Large sieve: A Philosophy Reflecting a Large Group of Inequalities

The large sieve is a philosophy that reflects a large group of inequalities which are very effective in controlling some linear sums or square sums of correlations of arithmetic functions. This idea could have originated in harmonic analysis, relying almost entirely on almost orthogonality.

One fundamental example is the estimate of the quality:

$$
\sum_{n\leq x}|\Lambda(n)\overline{\chi(n)}|
$$

One naive idea to control this quality is using the Cauchy-Schwarz inequality. However, by stupidly using this, we gain something even worse than the trivial estimate. In fact, by the triangle inequality and the trivial estimate, we obtain the trivial bound:

$$
\sum_{n\leq x}|\Lambda(n)\overline{\chi(n)}|\leq x
$$

But by stupidly using Cauchy, we get the following:

$$
\sum_{n\leq x}|\Lambda(n)\overline{\chi(n)}|\leq \left(\left(\sum_{n\leq x}|\Lambda(n)|^2\right)\left(\sum_{n\leq x}|\chi(n)|^2\right)\right)^{\frac{1}{2}}\leq x\log^{\frac{1}{2}}x
$$

But this does not mean Cauchy-Schwarz is useless in charging this quality. If we carefully look at the inequality and try to understand why the bound will be even worse, every time we successfully use Cauchy-Schwarz, there are two main phenomena. First, we lower down the complexity of the quantity we wish to bound, and second, we almost do not lose anything at all.

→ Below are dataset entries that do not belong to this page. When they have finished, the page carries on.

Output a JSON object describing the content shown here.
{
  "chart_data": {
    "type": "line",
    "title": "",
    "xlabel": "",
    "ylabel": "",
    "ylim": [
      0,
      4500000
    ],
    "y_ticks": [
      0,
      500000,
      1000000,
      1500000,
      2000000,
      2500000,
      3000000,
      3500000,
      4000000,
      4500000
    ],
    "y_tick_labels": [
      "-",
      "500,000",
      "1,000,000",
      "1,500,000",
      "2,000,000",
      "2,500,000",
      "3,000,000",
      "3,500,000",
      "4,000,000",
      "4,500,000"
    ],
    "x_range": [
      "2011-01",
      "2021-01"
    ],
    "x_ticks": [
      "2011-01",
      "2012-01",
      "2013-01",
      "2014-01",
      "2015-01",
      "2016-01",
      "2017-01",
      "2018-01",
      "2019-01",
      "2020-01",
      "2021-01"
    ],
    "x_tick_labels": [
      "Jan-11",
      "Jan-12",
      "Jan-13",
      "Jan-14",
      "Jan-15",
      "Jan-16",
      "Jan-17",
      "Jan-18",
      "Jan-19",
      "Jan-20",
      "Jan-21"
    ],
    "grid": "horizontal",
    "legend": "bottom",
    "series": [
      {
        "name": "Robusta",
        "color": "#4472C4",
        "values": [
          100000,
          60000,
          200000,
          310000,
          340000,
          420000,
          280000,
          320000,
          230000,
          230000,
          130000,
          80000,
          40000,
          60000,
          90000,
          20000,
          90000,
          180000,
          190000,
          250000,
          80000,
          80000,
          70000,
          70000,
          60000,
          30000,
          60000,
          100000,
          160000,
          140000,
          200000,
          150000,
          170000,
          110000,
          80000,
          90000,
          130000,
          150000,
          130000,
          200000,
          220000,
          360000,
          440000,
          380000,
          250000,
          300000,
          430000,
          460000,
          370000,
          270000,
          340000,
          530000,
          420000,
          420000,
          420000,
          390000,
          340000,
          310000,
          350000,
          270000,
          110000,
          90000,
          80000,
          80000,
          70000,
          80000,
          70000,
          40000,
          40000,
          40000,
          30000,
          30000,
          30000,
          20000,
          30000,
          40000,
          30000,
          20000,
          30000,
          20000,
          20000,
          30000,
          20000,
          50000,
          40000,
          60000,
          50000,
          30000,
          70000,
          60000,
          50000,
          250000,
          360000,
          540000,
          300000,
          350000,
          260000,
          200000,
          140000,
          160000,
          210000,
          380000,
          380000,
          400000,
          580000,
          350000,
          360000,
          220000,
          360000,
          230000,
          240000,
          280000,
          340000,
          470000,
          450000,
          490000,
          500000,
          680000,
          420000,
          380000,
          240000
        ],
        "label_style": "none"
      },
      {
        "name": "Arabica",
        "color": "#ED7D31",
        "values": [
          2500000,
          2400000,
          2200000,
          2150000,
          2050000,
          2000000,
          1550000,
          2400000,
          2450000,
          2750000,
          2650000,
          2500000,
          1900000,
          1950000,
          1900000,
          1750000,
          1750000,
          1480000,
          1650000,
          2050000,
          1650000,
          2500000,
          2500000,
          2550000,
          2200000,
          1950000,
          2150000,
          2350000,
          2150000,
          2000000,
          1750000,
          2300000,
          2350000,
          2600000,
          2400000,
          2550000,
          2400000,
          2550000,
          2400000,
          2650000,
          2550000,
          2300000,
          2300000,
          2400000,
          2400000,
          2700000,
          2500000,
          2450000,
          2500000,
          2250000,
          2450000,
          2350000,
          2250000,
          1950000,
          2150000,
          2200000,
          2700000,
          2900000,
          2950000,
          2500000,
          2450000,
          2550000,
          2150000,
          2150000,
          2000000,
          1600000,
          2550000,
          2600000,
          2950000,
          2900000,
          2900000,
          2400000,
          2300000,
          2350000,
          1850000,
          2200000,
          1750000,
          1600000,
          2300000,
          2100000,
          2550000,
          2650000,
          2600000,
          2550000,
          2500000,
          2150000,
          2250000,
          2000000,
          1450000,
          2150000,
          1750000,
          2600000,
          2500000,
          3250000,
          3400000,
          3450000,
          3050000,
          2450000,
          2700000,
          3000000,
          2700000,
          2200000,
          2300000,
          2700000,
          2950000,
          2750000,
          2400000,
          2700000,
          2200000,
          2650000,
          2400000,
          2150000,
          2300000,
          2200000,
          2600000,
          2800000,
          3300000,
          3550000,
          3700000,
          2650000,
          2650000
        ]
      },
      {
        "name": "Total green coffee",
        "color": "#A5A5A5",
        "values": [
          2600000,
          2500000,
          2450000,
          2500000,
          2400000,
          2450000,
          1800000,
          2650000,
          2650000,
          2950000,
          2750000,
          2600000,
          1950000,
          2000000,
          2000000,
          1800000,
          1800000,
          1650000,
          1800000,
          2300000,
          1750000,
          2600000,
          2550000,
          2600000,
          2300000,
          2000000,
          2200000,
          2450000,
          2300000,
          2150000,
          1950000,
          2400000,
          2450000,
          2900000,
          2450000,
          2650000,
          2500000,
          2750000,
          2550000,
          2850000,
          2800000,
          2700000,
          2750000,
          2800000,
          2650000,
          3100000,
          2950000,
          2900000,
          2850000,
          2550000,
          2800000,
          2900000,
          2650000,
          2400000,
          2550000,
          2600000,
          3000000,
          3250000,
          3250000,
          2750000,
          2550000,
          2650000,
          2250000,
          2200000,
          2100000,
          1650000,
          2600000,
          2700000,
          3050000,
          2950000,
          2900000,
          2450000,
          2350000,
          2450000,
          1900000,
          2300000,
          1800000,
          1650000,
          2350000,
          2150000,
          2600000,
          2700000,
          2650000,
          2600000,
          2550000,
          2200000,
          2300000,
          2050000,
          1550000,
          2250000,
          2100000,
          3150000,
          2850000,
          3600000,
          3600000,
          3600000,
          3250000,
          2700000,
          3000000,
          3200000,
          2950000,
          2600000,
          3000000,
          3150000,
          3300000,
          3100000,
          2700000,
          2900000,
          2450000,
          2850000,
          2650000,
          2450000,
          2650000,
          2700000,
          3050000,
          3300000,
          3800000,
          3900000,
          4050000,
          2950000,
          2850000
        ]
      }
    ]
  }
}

So we just reformulate the quantity and find it lowers the complexity, and the change is compatible with the equivalent condition of Cauchy-Schwarz. For example, we have the following identity:

$$
\sum_{n\leq x}|\Lambda(n)\overline{\chi(n)}|=\sqrt{\sum_{n\leq x}|\Lambda(n)\overline{\chi(n)}|\sum_{m\leq x}|\Lambda(m)\overline{\chi(m)}|}=\sqrt{\sum_{k_1,k_2\in \mathbb F_p^{\times}}\sum_{n’,m’\leq \frac{x}{p}}|\Lambda(n’)\Lambda(m’)\overline{\chi(k_1)\chi(k_2)}|}
$$

So we could understand this quality as the variation of primes in arithmetic profession constructed by ${pn+b| b\in{1,2,…,p-1}}$. But this is still difficult to estimate, merely because we need to control the variation of the convolution of $\Lambda$ with itself on $\mathbb F_p^{\times}\simeq {pn+b| b\in{1,2,…,p-1}}$.

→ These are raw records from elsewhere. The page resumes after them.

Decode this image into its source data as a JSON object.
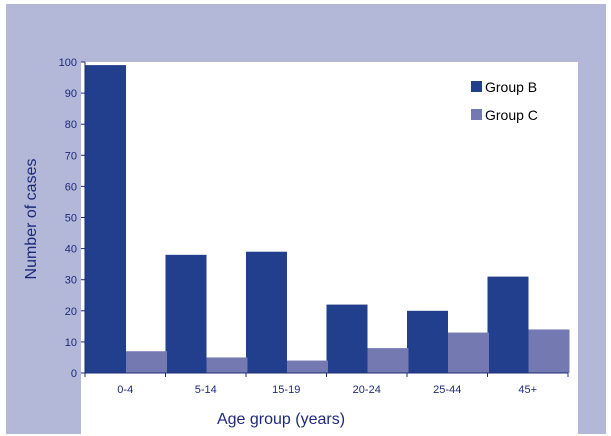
{
  "chart_data": {
    "type": "bar",
    "categories": [
      "0-4",
      "5-14",
      "15-19",
      "20-24",
      "25-44",
      "45+"
    ],
    "series": [
      {
        "name": "Group B",
        "values": [
          99,
          38,
          39,
          22,
          20,
          31
        ],
        "color": "#213f8c"
      },
      {
        "name": "Group C",
        "values": [
          7,
          5,
          4,
          8,
          13,
          14
        ],
        "color": "#7479b2"
      }
    ],
    "xlabel": "Age group (years)",
    "ylabel": "Number of cases",
    "ylim": [
      0,
      100
    ],
    "yticks": [
      0,
      10,
      20,
      30,
      40,
      50,
      60,
      70,
      80,
      90,
      100
    ],
    "grid": false,
    "legend_position": "top-right"
  },
  "colors": {
    "frame_background": "#b3b7d8",
    "plot_background": "#ffffff",
    "axis_text": "#1e2a78"
  }
}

Now we change our perspective, recalling a variant of the Cauchy-Schwarz inequality, which is called Bessel’s inequality, as follows:

Bessel inequality

Let $g_1,\dots,g_J: \mathbb{N} \rightarrow \mathbb{C}$ be finitely supported functions obeying the orthonormality relationship,

$$\displaystyle \sum_n g_j(n) \overline{g_{j’}(n)} = 1_{j=j’}$$

for all $1 \leq j,j’ \leq J$. Then for any function $f: \mathbb{N} \rightarrow \mathbb{C}$, we have,

$$\displaystyle \left(\sum_{j=1}^J \left|\sum_{n} f(n) \overline{g_j(n)}\right|^2\right)^{1/2} \leq \left(\sum_n |f(n)|^2\right)^{1/2}.$$

Pf: The proof is not very difficult, we just need to keep an orthogonal picture in our mind, consider ${g_{j}(n)}, 1\leq j\leq J$ to be an orthogonal basis on $l^2(\mathbb{N})$, then this inequality is a natural corollary.

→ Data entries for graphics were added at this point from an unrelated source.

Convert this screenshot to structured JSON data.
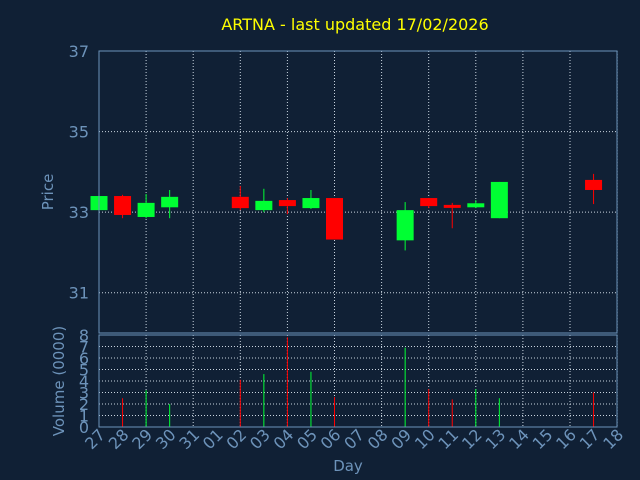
{
  "colors": {
    "background": "#102035",
    "plot_background": "#102035",
    "frame": "#6d93ba",
    "grid": "#c9d4df",
    "title": "#ffff00",
    "axis_text": "#6d93ba",
    "up": "#00ff33",
    "down": "#ff0000"
  },
  "chart_data": [
    {
      "type": "candlestick",
      "title": "ARTNA - last updated 17/02/2026",
      "ylabel": "Price",
      "xlabel": "",
      "ylim": [
        30,
        37
      ],
      "yticks": [
        "37",
        "35",
        "33",
        "31"
      ],
      "ytick_values": [
        37,
        35,
        33,
        31
      ],
      "grid": true,
      "x": [
        "27",
        "28",
        "29",
        "30",
        "31",
        "01",
        "02",
        "03",
        "04",
        "05",
        "06",
        "07",
        "08",
        "09",
        "10",
        "11",
        "12",
        "13",
        "14",
        "15",
        "16",
        "17",
        "18"
      ],
      "candles": [
        {
          "day": "27",
          "open": 33.05,
          "high": 33.4,
          "low": 33.02,
          "close": 33.4
        },
        {
          "day": "28",
          "open": 33.4,
          "high": 33.43,
          "low": 32.85,
          "close": 32.93
        },
        {
          "day": "29",
          "open": 32.88,
          "high": 33.45,
          "low": 32.85,
          "close": 33.23
        },
        {
          "day": "30",
          "open": 33.12,
          "high": 33.55,
          "low": 32.85,
          "close": 33.38
        },
        {
          "day": "02",
          "open": 33.38,
          "high": 33.65,
          "low": 33.05,
          "close": 33.1
        },
        {
          "day": "03",
          "open": 33.05,
          "high": 33.58,
          "low": 33.0,
          "close": 33.28
        },
        {
          "day": "04",
          "open": 33.3,
          "high": 33.35,
          "low": 32.95,
          "close": 33.15
        },
        {
          "day": "05",
          "open": 33.1,
          "high": 33.55,
          "low": 33.08,
          "close": 33.35
        },
        {
          "day": "06",
          "open": 33.35,
          "high": 33.35,
          "low": 32.32,
          "close": 32.32
        },
        {
          "day": "09",
          "open": 32.3,
          "high": 33.25,
          "low": 32.05,
          "close": 33.05
        },
        {
          "day": "10",
          "open": 33.35,
          "high": 33.35,
          "low": 33.1,
          "close": 33.15
        },
        {
          "day": "11",
          "open": 33.18,
          "high": 33.23,
          "low": 32.6,
          "close": 33.12
        },
        {
          "day": "12",
          "open": 33.12,
          "high": 33.3,
          "low": 33.1,
          "close": 33.22
        },
        {
          "day": "13",
          "open": 32.85,
          "high": 33.75,
          "low": 32.85,
          "close": 33.75
        },
        {
          "day": "17",
          "open": 33.8,
          "high": 33.95,
          "low": 33.2,
          "close": 33.55
        }
      ]
    },
    {
      "type": "bar",
      "title": "",
      "ylabel": "Volume (0000)",
      "xlabel": "Day",
      "ylim": [
        0,
        8
      ],
      "yticks": [
        "8",
        "7",
        "6",
        "5",
        "4",
        "3",
        "2",
        "1",
        "0"
      ],
      "ytick_values": [
        8,
        7,
        6,
        5,
        4,
        3,
        2,
        1,
        0
      ],
      "x": [
        "27",
        "28",
        "29",
        "30",
        "31",
        "01",
        "02",
        "03",
        "04",
        "05",
        "06",
        "07",
        "08",
        "09",
        "10",
        "11",
        "12",
        "13",
        "14",
        "15",
        "16",
        "17",
        "18"
      ],
      "bars": [
        {
          "day": "28",
          "value": 2.5,
          "direction": "down"
        },
        {
          "day": "29",
          "value": 3.2,
          "direction": "up"
        },
        {
          "day": "30",
          "value": 2.0,
          "direction": "up"
        },
        {
          "day": "02",
          "value": 4.1,
          "direction": "down"
        },
        {
          "day": "03",
          "value": 4.6,
          "direction": "up"
        },
        {
          "day": "04",
          "value": 7.8,
          "direction": "down"
        },
        {
          "day": "05",
          "value": 4.8,
          "direction": "up"
        },
        {
          "day": "06",
          "value": 2.6,
          "direction": "down"
        },
        {
          "day": "09",
          "value": 6.9,
          "direction": "up"
        },
        {
          "day": "10",
          "value": 3.3,
          "direction": "down"
        },
        {
          "day": "11",
          "value": 2.4,
          "direction": "down"
        },
        {
          "day": "12",
          "value": 3.3,
          "direction": "up"
        },
        {
          "day": "13",
          "value": 2.5,
          "direction": "up"
        },
        {
          "day": "17",
          "value": 3.0,
          "direction": "down"
        }
      ]
    }
  ]
}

Have this inequality in mind, by the standard argument given by transform from version of orthogonal to almost orthogonal which was merely explained in the previous note. We could imagine the following corresponding almost orthogonal variant of “Bessel inequality” is true:

Generalised Bessel inequality

Let $g_1,\dots,g_J: \mathbb{N} \rightarrow \mathbb{C}$ be finitely supported functions, and let $u: \mathbb{N} \rightarrow \mathbb{R}^+$ be a non-negative function. Let $f: \mathbb{N} \rightarrow \mathbb{C}$ be such that $f$ vanishes whenever $u$ vanishes, we have

$$\displaystyle \left(\sum_{j=1}^J \left|\sum_{n} f(n) \overline{g_j(n)}\right|^2\right)^{1/2} \leq \left(\sum_n \frac{|f(n)|^2}{u(n)}\right)^{1/2} \times \left( \sum_{j=1}^J \sum_{j’=1}^J c_j \overline{c_{j’}} \sum_n u(n) g_j(n) \overline{g_{j’}(n)} \right)^{1/2}$$

for some sequence $c_1,\dots,c_J$ of complex numbers with $\sum_{j=1}^J |c_j|^2 = 1$, with the convention that $\frac{|f(n)|^2}{u(n)}$ vanishes whenever $f(n), u(n)$ both vanish.